Song
- Published: 1941
- Genre: Traditional Pop
- Songwriter: Jule Styne
- Lyricist: Frank Loesser

= I Don't Want to Walk Without You =

1941 popular song

"I Don't Want to Walk Without You" is a popular song. It was published in 1941. The music was written by Jule Styne with the lyrics by Frank Loesser.

==Background==
Composer Irving Berlin was a huge admirer of the song. Berlin reportedly said that of all the songs by other composers he had heard, he would have been most proud to have written "I Don't Want to Walk Without You". Writing of Berlin's praise for the song, Loesser wrote in his diary, "Irving Berlin came in today and spent a solid hour telling me that 'Walk' is the best song he ever heard. He played and sang it over, bar by bar, explaining why it's the best song he ever heard. I was flattered like crazy."

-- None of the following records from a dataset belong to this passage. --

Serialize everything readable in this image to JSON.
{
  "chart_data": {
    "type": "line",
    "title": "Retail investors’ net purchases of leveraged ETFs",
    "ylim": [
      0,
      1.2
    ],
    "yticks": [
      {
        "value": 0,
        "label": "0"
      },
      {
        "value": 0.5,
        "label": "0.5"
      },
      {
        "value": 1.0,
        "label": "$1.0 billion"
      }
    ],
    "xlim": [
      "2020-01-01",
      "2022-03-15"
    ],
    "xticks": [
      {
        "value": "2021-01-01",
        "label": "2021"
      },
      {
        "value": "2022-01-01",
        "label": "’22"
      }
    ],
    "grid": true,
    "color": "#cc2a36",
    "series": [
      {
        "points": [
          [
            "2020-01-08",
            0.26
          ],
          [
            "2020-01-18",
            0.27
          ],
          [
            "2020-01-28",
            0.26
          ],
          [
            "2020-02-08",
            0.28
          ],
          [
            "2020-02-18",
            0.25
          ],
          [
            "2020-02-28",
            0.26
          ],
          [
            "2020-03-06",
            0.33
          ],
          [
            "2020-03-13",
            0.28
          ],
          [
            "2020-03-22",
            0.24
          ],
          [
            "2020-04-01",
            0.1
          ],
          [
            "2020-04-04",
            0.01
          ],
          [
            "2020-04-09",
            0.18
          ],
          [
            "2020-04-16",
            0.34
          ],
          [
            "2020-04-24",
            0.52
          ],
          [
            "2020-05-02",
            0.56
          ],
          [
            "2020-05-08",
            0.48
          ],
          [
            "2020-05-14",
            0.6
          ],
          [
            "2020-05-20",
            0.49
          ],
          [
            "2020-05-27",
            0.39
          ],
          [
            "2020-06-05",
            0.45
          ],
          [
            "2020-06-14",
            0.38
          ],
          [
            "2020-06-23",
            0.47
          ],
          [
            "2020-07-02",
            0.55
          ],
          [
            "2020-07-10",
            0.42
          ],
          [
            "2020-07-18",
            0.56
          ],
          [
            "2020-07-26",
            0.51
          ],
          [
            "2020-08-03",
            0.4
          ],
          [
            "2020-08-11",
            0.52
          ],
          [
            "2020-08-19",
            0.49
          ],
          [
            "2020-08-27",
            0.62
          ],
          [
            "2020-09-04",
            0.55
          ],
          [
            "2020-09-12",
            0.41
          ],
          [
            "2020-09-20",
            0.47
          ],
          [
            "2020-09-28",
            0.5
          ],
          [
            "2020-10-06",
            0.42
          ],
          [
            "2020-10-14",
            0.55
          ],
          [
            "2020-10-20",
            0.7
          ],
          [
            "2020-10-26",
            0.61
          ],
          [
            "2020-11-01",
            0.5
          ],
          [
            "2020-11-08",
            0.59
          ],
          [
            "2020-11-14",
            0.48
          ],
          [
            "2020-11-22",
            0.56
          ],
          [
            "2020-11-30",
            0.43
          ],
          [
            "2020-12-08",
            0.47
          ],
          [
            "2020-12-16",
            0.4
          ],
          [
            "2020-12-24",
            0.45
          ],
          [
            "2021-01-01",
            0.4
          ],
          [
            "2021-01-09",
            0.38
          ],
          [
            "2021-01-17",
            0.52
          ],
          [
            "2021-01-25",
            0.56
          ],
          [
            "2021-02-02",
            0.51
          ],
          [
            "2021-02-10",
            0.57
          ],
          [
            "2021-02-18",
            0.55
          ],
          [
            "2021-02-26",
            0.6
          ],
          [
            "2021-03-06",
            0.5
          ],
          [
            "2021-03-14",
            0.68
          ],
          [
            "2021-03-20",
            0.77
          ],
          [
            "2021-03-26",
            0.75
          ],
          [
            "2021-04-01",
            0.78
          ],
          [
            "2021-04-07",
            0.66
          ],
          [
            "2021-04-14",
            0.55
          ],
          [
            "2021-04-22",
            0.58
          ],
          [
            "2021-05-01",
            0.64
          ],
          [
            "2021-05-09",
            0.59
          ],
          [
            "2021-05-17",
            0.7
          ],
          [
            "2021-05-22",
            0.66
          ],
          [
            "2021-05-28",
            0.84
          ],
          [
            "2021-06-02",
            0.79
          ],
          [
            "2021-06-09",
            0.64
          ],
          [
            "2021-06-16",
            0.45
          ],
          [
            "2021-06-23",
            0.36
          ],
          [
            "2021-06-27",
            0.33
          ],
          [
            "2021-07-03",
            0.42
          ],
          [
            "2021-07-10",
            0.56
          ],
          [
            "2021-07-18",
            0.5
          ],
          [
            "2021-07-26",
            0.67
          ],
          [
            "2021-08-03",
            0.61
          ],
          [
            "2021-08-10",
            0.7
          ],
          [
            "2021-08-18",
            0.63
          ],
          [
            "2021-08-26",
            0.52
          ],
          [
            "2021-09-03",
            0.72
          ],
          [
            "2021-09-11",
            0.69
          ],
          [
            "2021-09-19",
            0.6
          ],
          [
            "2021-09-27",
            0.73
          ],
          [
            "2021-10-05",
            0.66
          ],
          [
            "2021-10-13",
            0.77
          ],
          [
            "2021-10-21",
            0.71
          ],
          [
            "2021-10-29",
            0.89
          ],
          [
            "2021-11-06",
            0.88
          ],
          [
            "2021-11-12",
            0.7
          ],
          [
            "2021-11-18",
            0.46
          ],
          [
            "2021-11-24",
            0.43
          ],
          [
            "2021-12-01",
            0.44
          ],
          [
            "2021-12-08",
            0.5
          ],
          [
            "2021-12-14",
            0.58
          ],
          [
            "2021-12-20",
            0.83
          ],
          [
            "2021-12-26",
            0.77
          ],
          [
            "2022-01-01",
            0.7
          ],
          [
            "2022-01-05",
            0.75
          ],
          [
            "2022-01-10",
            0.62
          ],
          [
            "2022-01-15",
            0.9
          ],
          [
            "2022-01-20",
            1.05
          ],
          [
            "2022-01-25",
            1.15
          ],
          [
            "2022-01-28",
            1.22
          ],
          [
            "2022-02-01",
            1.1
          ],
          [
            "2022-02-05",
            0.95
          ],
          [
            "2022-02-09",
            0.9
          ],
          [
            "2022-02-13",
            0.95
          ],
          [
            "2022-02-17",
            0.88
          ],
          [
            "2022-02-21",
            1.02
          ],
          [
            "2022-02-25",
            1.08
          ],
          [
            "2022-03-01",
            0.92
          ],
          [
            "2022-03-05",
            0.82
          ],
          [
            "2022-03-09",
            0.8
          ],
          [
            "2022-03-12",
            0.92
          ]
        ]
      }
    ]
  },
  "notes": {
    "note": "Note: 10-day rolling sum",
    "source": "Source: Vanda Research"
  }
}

A review in the trade publication Billboard called the composition "one of those natural songs with a down-to-earth story that boy sings to girl and vice versa, with a matching melody that makes it contagious on the first listen".

==1942 recordings==
- "I Don't Want to Walk Without You" became a number one pop hit for Harry James and his orchestra in 1942, with Helen Forrest as vocalist (Columbia 36478), *Both Bing Crosby and Dinah Shore.
- Tommy Tucker also recorded the song on December 2, 1941
- Vaughn Monroe recorded it on November 24, 1941 (Bluebird 11399).

==Later recordings==
There have been several charting versions of this song during the rock era:
- Phyllis McGuire charted with her 1964 version, peaking at No. 13 on the Middle-Road Singles chart, and No. 79. on the Hot 100.
- Barry Manilow released a version of the song in early 1980. It was the third single released from his album One Voice (1979). His rendition reached No. 36 on the U.S. Billboard Hot 100 and No. 2 on the Adult Contemporary chart. Its best chart performance was in Canada, where it spent two weeks atop the Adult Contemporary chart.

==Popular culture==
- "I Don't Want to Walk Without You" was first performed in the 1942 Paramount Pictures film, Sweater Girl, by actress Betty Jane Rhodes. In 2012, Tom Vallance of The Independent wrote of Rhodes' performance, "Her place in the history of popular song is secured by her having introduced on screen one of the great songs of wartime longing, "I Don't Want to Walk Without You"."
- Olive Oyl serenaded Popeye with this song in the 1946 Popeye the Sailor cartoon Klondike Casanova.